Bili mindspoke the Kleesahk to lower the captive, but only to just where his toes could take a part of his weight. Then he said grimly, “Now you know that I mean business, Ganik, and that I have no intention of enduring either stubborn silence or insult from you.
“Now, once again, what is your name? Where did you get this weapon and how does it work? How many of them do the Skohshuns have?”
When, by dint of alternate demands and threats, plus a bit of reading of the contents of the prisoners completely nonshielded mind, Bili felt that he had all of the information that Counter Tremain could give him, he mindspoke the Kleesahk, Oodehn.
“Can you wipe any memory of all this, from capture on, from this Ganik’s mind, Master Oodehn?”

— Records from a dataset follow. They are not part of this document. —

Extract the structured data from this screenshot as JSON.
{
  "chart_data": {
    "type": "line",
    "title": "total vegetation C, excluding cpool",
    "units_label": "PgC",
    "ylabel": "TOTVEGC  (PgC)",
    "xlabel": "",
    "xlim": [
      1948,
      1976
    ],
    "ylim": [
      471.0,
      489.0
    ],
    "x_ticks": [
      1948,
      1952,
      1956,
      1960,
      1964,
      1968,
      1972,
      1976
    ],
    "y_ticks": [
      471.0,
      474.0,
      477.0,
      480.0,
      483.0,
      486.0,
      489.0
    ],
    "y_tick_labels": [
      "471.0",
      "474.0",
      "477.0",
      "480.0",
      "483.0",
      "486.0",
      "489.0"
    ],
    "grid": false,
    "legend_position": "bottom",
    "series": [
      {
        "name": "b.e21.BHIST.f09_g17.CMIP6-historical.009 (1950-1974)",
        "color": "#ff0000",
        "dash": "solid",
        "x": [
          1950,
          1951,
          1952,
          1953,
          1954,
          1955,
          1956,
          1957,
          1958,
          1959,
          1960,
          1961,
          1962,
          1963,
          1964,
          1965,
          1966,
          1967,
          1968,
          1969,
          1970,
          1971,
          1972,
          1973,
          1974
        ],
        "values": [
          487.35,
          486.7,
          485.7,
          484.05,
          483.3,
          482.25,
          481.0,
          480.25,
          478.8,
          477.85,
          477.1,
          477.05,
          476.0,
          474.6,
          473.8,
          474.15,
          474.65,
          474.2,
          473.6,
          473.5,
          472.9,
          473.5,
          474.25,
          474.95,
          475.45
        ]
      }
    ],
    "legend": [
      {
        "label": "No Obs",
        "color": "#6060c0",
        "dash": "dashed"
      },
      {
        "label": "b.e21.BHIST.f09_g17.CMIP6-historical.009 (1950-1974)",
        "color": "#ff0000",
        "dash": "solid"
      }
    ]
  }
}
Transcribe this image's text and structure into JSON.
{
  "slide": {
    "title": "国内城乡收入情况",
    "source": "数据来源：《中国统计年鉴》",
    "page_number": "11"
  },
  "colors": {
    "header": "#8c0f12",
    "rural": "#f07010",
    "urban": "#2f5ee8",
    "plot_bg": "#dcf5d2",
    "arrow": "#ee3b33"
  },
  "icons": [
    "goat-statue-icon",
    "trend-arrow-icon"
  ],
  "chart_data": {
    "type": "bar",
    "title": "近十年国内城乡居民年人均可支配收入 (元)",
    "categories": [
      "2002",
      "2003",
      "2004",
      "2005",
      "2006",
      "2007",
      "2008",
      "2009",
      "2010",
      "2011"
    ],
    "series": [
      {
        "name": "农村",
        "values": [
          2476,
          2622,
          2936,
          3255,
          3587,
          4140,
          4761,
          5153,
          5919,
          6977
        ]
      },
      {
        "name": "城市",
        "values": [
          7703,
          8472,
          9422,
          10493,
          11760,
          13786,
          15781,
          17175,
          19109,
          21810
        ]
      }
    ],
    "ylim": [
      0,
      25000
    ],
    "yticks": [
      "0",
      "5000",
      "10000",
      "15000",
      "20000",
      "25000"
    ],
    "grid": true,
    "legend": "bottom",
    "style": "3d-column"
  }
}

The huge hominid wrinkled his hairless brows in a very human way, beaming back, “No, Lord Champion, I doubt that I can. But I am certain that Pah-Elmuh could.”
* * *
Pah-Elmuh had but just withdrawn the tube from the throat of the comatose King Byruhn, after having forced a small measure of a milk-and-brandy mixture in
to his stomach, when Bili’s mindcall reached him. After beaming an affirmative response, he carefully cleansed the unconscious monarch’s beard and mustaches, drew up the sheet and blanket and the silken coverlet over the nude body against a possible night chill, then made his way toward the chamber from which Bili had called him. As the entire chamber was bathed in the soft, silver radiance of the moonlight, the Kleesahk blew out the flame of the lamp as he exited the sickroom.
Chapter X
Counter Tremain started and looked warily about him, but he could discern nothing anywhere near to the rifle pit that was to he feared. Shaking his head, he muttered under his breath.
“Dadgummit! Thet climbin’ musta plumb wore this ole boy out fer to put me to sleep lahk thet, Gonna hev to be some carefuler awn the way back down, too, cawse both my dang ole shoulders is sorer ’n a dang boil. Hell, I’m sore awl ovuh!”
He checked his rifle once again, made certain that a round was chambered, that the magazine was full, the safety engaged and the calibrated rear sight set properly — all the things that Erica had taught him and the other rifle-armed bullies last year, far to the southeast when they had dug the weapons out from among the clean-picked bones beneath the rockslide.
That done, Counter rolled back onto his back, took a long pull at his waterskin, then settled himself to sleep the rest of the night away. His mission did not start until sunup.
* * *
At breakfast on the morning after the capture, mindwiping and release of the Ganik, Counter Tremain, Thoheeks Bili was apprised by the commander of the night watch that the huge killer wolf had once more penetrated the lower city and, this time, made its way into a house to seize, kill and partially devour its human victim. There were firm paw prints in a tiny garden plot near to the house, and, moreover, a neighbor had gotten a fleeting glimpse of the beast in the bright moonlight, his testimony confirming that it was indeed a rusty-roan wolf, though by size the grandsire of all wolves — past, present and future.